The researchers said the study had several limitations, including that observational studies show associations rather than causation, and that further research is needed to assess the long-term cardiovascular safety of xylitol.
“These findings are a major step forward for the team,” said Dr. Cheng-Han Chen, an interventional cardiologist and medical director of the structural heart program at MemorialCare Saddleback Medical Center in California. Today’s Medical News Until the effects of xylitol are fully understood, large doses of xylitol should be avoided.
“Based on this research, it appears that xylitol may affect the ‘stickiness’ of platelets in the bloodstream, potentially increasing the risk of blood clots forming in the heart or brain,” said Chen, who was not involved in the study.
“The risk of heart failure is very high,” said Dr. Rigved Tadwalkar, a consultant cardiologist at Providence Saint John’s Health Center in California. Today’s Medical News It is important to remember that this study was observational and did not definitively prove that xylitol directly causes cardiovascular disease.
“However, the findings raise sufficient concern to warrant further investigation,” said Tadwarkar, who was not involved in the study. “This new research adds another chapter to the evolving story about sugar substitutes and heart health. In recent years, there has been growing recognition that these substitutes are not as risk-free as once believed.”
Tadwalkar added that it’s also important to note that erythritol is more commonly used in ketogenic diets and sugar-free products in the U.S., while xylitol is more commonly used in sugar-free candy, chewing gum, and other products in other countries.
“This new study prompts consideration of the long-term cardiovascular safety of various sugar substitutes,” Tadwarkar said. “This new research on xylitol has important implications for both consumers and health professionals.”
He added that xylitol may have this effect on the heart because studies have shown it increases platelet activity, which can promote the formation of blood clots.
“This increased activity may increase the risk of unexpected blood clots forming, which could lead to cardiovascular diseases such as heart attack and stroke,” Tadwarkar said. “However, it is important to keep in mind that this is only a theory. Further research is needed to clearly understand the exact biological processes at play.”
“This is a critical component of our ongoing efforts to provide the best possible care,” said Dr. Bradley Serwer, cardiologist and chief medical officer at Vital Solutions, which provides cardiovascular and anesthesiology services to hospitals nationwide.
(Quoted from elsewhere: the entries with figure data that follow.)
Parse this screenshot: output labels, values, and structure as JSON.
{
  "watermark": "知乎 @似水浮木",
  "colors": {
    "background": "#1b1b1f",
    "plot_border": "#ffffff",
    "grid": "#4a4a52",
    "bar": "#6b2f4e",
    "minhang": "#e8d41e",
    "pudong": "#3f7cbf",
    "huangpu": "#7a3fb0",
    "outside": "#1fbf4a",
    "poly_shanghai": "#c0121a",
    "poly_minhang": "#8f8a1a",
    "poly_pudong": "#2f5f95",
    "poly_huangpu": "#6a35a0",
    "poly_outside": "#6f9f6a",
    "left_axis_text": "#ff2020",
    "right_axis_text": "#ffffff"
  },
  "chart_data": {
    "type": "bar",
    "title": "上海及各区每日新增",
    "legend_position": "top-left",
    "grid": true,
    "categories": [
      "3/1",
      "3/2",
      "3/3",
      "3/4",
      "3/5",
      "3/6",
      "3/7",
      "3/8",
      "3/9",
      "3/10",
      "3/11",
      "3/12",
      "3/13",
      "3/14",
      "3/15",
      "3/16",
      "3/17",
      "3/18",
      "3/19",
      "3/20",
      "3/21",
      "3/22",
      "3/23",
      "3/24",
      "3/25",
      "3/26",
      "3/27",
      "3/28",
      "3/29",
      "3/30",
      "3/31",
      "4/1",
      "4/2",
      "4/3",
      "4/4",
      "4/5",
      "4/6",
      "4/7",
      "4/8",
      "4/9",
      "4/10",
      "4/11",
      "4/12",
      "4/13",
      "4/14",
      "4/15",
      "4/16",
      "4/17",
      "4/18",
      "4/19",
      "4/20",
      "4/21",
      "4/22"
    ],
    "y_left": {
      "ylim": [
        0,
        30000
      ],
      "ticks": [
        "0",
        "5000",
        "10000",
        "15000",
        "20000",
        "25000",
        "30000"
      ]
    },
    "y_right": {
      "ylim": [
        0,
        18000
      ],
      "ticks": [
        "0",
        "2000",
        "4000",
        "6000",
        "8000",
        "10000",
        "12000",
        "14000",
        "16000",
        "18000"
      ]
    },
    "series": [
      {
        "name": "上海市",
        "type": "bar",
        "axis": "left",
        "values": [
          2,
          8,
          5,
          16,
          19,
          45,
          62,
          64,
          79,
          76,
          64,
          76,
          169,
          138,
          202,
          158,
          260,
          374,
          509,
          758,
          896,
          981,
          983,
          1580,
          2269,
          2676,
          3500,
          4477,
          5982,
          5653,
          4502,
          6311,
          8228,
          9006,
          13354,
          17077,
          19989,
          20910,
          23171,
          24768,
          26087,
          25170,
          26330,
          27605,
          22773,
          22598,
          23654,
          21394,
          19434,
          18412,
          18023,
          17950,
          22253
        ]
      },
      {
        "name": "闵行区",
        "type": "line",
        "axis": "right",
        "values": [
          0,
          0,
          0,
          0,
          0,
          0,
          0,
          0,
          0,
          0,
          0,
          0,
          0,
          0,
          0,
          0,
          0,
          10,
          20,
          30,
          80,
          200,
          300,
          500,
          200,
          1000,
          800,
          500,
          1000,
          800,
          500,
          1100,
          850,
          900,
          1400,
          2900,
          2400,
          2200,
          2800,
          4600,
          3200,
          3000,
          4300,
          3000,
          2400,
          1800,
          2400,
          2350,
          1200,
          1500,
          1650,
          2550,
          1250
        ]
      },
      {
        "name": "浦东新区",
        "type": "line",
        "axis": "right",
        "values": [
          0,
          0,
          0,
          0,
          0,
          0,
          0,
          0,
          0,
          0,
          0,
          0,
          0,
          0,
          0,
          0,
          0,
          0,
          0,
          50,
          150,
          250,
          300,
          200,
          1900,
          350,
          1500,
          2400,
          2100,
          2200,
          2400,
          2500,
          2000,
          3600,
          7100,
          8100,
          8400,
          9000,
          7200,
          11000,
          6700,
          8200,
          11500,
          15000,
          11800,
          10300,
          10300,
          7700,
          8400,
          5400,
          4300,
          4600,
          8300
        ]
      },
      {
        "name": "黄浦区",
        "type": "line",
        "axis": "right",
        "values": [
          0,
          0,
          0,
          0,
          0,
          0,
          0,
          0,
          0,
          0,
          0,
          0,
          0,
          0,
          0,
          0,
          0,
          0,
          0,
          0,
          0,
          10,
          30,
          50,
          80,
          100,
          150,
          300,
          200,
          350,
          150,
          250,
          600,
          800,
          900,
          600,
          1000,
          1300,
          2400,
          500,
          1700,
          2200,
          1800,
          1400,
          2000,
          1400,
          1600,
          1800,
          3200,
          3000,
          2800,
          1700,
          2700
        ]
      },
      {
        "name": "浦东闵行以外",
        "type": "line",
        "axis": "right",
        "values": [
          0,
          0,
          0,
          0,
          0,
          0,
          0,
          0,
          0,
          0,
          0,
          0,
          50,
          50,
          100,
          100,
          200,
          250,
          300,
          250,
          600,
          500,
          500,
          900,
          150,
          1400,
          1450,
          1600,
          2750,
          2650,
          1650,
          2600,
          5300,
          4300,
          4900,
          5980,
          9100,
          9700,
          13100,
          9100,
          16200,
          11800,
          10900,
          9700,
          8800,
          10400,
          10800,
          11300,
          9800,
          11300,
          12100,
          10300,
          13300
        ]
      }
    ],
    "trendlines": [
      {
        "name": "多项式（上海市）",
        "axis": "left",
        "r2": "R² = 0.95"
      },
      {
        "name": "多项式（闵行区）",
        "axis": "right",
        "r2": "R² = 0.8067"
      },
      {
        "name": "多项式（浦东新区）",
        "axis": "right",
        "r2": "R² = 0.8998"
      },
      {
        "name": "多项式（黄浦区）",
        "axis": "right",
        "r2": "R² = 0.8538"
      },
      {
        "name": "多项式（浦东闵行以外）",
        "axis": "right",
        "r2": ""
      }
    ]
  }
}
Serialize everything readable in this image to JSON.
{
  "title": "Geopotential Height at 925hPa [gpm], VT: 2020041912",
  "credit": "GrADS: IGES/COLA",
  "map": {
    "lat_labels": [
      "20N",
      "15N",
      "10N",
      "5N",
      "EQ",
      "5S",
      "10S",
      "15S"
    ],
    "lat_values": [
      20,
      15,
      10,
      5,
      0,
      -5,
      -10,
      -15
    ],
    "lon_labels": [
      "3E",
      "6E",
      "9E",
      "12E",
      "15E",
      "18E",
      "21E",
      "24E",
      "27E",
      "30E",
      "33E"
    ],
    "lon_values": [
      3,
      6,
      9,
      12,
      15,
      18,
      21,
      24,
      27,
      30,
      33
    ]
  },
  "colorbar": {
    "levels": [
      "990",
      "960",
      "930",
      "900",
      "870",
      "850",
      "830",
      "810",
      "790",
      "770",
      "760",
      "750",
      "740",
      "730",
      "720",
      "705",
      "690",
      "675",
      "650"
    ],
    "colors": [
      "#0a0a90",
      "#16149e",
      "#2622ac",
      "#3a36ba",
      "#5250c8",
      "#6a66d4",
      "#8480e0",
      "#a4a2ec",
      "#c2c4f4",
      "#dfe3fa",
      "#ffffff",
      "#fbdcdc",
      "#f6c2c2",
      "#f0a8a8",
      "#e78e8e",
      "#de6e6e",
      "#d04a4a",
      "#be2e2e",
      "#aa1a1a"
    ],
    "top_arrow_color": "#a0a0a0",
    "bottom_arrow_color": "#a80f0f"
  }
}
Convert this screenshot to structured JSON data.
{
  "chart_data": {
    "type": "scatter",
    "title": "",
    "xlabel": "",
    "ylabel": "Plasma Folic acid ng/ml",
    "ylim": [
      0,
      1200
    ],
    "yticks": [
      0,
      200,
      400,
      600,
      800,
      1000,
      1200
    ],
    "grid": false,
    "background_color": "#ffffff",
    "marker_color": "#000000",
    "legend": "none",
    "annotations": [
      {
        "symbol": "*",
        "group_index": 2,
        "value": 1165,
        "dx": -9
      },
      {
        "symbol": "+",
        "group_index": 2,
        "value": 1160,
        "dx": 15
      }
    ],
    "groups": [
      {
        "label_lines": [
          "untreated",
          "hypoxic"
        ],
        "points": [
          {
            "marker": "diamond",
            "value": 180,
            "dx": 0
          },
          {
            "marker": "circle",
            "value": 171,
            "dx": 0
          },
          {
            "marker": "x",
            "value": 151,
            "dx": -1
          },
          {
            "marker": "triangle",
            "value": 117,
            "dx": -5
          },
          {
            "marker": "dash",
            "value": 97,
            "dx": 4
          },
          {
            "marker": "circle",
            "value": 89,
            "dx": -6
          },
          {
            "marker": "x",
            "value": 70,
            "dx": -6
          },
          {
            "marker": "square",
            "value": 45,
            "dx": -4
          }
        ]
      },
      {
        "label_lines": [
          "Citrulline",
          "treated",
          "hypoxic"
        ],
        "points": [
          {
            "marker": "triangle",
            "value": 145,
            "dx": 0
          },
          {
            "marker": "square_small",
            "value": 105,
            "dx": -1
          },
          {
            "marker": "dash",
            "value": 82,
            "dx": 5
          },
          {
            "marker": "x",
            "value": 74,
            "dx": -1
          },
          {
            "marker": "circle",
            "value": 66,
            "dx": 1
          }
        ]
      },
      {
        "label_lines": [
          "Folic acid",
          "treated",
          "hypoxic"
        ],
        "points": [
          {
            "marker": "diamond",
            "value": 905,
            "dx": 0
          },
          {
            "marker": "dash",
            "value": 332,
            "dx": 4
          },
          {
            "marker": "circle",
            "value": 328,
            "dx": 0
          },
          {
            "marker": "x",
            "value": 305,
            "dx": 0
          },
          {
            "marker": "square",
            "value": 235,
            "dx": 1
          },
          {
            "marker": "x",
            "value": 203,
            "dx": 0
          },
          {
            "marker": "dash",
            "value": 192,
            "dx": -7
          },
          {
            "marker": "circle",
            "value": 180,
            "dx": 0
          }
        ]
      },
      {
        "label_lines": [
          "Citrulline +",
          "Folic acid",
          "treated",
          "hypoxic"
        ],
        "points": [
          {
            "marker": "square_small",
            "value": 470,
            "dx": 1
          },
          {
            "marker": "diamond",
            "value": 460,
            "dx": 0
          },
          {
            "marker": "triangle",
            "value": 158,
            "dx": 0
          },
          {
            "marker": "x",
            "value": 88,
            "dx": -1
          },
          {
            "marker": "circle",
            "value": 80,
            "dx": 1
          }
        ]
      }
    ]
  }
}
Today’s Medical News The issue of sugar substitutes dates back more than a century.
“Saccharin was first discovered in 1879 and was widely introduced as an artificial sweetener in the early 20th century,” Sarwer says. “Concerns that saccharin could cause cancer were prominent in the 1970s, but this issue was later clarified when the National Toxicology Program removed saccharin from its list of potential carcinogens in the early 2000s.”
Sarwar said the health value of sugar substitutes varies depending on an individual’s health status.
“Ideally, you would avoid sweets completely and maintain a healthy balanced diet with a low glycemic index,” said Sarwar, who was not involved in the study. “I would encourage patients to consider their sweet cravings over their overall health, and natural options such as monk fruit extract may be reasonable.”
“Be careful — products such as stevia, which is extracted from the Stevia rebaudiana plant, are also laced with erythritol, which may also increase the risk of platelet aggregation and has been associated with increased cardiovascular events,” he added.